Northwestern U. Picks JVC Monitors for Video Wall


Northwestern University has created a video wall display that visualizes detailed scientific data using 25 JVC Professional Products Company GD-463D10U 46-inch 3D LCD HD monitors.

The 5x5 video wall, which can provide presentations for up to 35 people, is located in the lobby of Northwestern’s Silverman Hall for Molecular Therapeutics and Diagnostics, which was built for the Chemistry of Life Processes Institute and opened last year.

Tom Meade, professor and director of the Center for Advanced Molecular Imaging (CAMI) research facility within the institute, said the video wall is an integral part of the center’s mission to acquire, visualize, and interpret data from magnetic resonance imaging (MRI), fluorescence and bioluminescence imaging, and other technologies within a single facility. The ability to display such large amounts of information (a technique known as volume rendering) in high detail allows scientists to observe and interpret data they would have never seen otherwise, Meade added.

Matt McCrory, Northwestern’s lead visualization engineer, said a projector-based system was not an option due to space restrictions, and the original plan to create a high-resolution tile display did not include 3D. However, after testing a single 3D display with volume rendering software, 3D was found to benefit CAMI’s advanced visualization efforts, according to McCrory.

The video wall displays close to 52 megapixels and is driven by a system of NVIDIA Quadro Plex graphics cards, which are powered by a cluster of Linux-based computers and managed through Equalizer middleware.

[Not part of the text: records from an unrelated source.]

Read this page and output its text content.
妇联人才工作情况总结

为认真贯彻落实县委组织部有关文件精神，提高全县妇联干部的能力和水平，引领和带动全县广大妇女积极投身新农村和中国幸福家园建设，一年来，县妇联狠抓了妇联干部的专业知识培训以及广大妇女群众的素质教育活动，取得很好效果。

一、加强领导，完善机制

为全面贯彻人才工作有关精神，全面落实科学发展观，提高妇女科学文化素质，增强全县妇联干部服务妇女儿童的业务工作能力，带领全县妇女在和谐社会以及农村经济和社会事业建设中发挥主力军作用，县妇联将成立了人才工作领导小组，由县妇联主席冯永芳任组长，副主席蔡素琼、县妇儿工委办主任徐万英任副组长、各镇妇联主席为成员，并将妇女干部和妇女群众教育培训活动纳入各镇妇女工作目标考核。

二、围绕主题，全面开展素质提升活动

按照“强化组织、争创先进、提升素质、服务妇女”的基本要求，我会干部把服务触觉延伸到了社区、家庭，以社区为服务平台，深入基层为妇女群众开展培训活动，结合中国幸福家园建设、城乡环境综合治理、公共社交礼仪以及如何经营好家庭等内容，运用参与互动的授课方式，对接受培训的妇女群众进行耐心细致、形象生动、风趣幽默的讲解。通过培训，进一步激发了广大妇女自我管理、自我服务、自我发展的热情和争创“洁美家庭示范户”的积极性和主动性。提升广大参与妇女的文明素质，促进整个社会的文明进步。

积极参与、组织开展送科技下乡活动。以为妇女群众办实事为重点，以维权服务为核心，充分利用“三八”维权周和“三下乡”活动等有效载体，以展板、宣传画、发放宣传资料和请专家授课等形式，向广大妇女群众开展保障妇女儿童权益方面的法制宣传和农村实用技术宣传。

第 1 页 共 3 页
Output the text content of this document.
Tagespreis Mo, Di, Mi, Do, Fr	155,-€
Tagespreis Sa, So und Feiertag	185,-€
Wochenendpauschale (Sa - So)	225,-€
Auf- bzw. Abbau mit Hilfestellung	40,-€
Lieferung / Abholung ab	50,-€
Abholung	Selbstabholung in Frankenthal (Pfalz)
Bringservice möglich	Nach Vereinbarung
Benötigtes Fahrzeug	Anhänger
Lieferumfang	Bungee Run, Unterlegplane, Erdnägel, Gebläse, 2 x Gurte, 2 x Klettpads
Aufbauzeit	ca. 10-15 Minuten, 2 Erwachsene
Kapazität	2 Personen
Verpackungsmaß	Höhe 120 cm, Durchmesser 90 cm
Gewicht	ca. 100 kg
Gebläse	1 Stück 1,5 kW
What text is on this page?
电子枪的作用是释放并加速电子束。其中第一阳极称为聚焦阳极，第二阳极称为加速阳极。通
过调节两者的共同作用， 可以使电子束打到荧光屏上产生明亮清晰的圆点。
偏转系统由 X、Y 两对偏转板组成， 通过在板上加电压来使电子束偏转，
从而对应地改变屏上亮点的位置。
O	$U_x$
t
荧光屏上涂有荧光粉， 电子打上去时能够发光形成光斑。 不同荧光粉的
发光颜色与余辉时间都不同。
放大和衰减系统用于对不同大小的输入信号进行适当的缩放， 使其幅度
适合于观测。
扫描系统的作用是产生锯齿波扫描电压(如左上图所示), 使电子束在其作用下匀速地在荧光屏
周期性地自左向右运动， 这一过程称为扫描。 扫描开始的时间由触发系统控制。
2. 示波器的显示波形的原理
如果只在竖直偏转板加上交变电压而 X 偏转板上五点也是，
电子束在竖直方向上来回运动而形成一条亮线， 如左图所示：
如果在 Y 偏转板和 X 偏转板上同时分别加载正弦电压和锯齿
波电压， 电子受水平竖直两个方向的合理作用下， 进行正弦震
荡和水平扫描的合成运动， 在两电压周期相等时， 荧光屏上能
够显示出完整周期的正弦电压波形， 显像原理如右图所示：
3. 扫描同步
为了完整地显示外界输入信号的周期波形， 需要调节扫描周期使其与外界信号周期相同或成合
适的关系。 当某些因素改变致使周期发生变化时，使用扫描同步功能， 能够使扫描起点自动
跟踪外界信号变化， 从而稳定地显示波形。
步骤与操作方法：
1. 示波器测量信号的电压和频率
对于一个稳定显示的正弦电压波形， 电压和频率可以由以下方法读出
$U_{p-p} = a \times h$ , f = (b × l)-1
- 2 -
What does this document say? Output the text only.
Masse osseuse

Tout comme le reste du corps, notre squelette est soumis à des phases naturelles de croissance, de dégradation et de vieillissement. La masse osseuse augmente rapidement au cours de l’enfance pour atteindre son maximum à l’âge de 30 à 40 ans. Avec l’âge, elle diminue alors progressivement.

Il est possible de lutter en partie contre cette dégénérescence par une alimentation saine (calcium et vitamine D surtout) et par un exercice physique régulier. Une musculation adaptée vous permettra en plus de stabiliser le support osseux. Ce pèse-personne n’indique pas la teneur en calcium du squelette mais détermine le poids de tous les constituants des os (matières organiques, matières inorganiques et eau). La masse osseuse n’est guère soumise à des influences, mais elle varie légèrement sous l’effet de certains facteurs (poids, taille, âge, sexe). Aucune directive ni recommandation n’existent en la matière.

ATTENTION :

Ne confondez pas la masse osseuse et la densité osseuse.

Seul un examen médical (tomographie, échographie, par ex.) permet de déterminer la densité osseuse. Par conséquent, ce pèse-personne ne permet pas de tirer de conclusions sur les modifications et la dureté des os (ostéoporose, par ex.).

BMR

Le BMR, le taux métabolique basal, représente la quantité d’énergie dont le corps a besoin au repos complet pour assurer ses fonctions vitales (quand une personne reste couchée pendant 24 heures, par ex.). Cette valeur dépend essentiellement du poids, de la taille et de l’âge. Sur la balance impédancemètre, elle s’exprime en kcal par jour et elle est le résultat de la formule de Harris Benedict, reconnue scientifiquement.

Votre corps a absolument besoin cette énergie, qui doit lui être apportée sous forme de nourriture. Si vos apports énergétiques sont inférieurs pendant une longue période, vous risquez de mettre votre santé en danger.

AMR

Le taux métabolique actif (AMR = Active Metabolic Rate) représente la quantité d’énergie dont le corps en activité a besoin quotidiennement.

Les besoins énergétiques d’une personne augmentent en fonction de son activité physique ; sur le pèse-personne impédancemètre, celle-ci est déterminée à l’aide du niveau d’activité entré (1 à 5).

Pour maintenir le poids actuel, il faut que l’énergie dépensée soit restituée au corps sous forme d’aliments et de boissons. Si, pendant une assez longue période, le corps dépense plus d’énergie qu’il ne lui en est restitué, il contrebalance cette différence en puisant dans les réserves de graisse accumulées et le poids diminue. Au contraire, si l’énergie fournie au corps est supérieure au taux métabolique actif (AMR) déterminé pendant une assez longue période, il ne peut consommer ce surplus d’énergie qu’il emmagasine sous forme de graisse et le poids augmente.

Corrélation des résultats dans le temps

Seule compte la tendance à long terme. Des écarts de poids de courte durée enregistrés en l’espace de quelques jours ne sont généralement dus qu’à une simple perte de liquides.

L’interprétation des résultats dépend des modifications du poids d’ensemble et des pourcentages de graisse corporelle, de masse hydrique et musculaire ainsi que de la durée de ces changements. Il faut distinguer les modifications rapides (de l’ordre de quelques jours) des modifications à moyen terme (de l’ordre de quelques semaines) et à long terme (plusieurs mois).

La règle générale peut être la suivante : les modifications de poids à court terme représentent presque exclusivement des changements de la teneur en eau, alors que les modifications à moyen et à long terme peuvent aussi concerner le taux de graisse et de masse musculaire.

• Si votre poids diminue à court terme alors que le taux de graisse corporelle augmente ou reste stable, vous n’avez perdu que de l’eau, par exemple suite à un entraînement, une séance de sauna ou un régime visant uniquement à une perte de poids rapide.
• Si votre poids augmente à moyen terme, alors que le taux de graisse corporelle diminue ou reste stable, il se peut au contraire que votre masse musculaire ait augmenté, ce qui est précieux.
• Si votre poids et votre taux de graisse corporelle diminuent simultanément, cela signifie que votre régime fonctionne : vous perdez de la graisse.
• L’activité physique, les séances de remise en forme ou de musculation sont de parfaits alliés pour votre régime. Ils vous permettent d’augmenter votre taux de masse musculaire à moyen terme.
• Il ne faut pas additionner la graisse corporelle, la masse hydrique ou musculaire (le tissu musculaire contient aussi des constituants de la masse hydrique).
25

With help from Northwestern University’s Academic and Research Technology Department, McCrory plans to develop a suite of iPad applications that will allow scientists and other presenters to easily adjust the data displayed on the JVC monitors.

“The JVC is a very bright, very vivid display. So far, they’ve been performing really well,” said McCrory. “It’s hard to even imagine there being a better monitor right now for this kind of application.”